El servicio de Internet se presta a través de distintos tipos de tecnologías: cables “tradicionales”, como el ADSL y el HFC; satelital, móvil o fibra óptica. Solo esta última es capaz de garantizar la velocidad mínima y la simetría solicitada, dado que la fibra permite que cada usuario tenga un “canal dedicado” para su tráfico. Las redes implementadas con otras tecnologías (que son más asequibles y permiten mayor cobertura) son diseñadas en función de una demanda promedio, y es inevitable que en ciertos picos de demanda se presente congestión. El regulador de las telecomunicaciones, Osiptel, se opuso a esta norma considerando que podría impactar negativamente el despliegue de nueva infraestructura (lo que termina afectando a los consumidores de zonas menos densas, que en muchos casos son también los de menores ingresos). Incluso si fuera técnica y económicamente viable (no lo es) que el servicio se preste a través de fibra óptica a nivel nacional, reemplazar las redes existentes tomaría años.

Regular la “velocidad mínima garantizada” y la equivalencia 3 a 1 en velocidades de bajada y subida en los servicios de telecomunicaciones (a menos que sean prestados a través de fibra óptica) es como pedirle al concesionario de una carretera que no haya tráfico en Año Nuevo y Semana Santa. Es regular dándole la espalda a la realidad.

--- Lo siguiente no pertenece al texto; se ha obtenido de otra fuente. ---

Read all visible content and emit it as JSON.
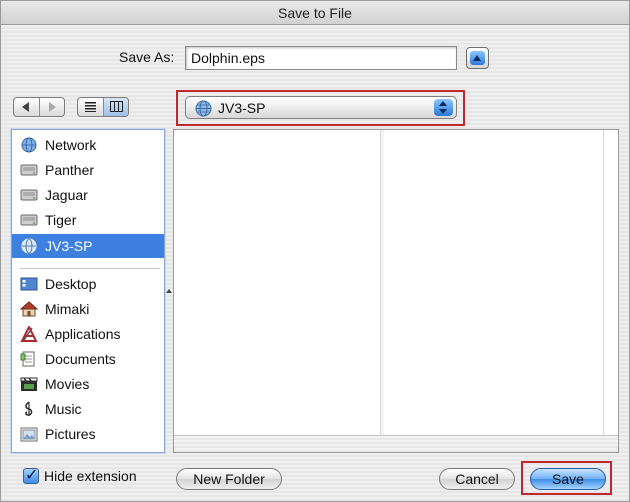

Por si este tipo de regulación no fuera suficiente como para desincentivar la inversión en infraestructura, los operadores de telecomunicaciones deben enfrentarse a barreras legales; desde las ubicuas trabas para el despliegue de antenas o de cableado (muchas veces contradiciendo expresamente la ley) hasta la ineficiente asignación del espectro radioeléctrico, que no permite usar este recurso a todo su potencial.

¿Qué podemos hacer en este contexto? Voluntad política para poner en práctica una de las reformas en las que el Estado sí viene trabajando bien: la mejora regulatoria. Toda la regulación de telecomunicaciones debe someterse a un Análisis de Impacto Regulatorio (AIR) retrospectivo. En algunos casos, la evidencia de su impacto (negativo) ya está disponible y el único camino es derogar las normas.

Es más, el AIR debe comenzar con una pregunta básica: ¿Por qué regulamos una determinada industria? ¿Qué problema estamos resolviendo? ¿Qué falla de mercado estamos atacando? Estamos hablando de una industria —las cifras del propio regulador son claras— intensamente competitiva. Los precios vienen cayendo sostenidamente, la oferta está creciendo y la dinámica de cuotas de mercado muestra que las empresas se quitan clientes unas a otras.

Desregular la telefonía móvil no es utópico; existen ya casos de éxito como el de Dinamarca. Algunos dirán que esto deja a los consumidores desprotegidos, pero ante casos de incumplimiento, de información incompleta o de actuaciones anticompetitivas, o donde se presenten engaños o distorsiones a la libre competencia, Indecopi está llamado a intervenir.

Las telecomunicaciones son una herramienta valiosísima para el crecimiento económico y la lucha contra la pobreza. Dejémosla funcionar.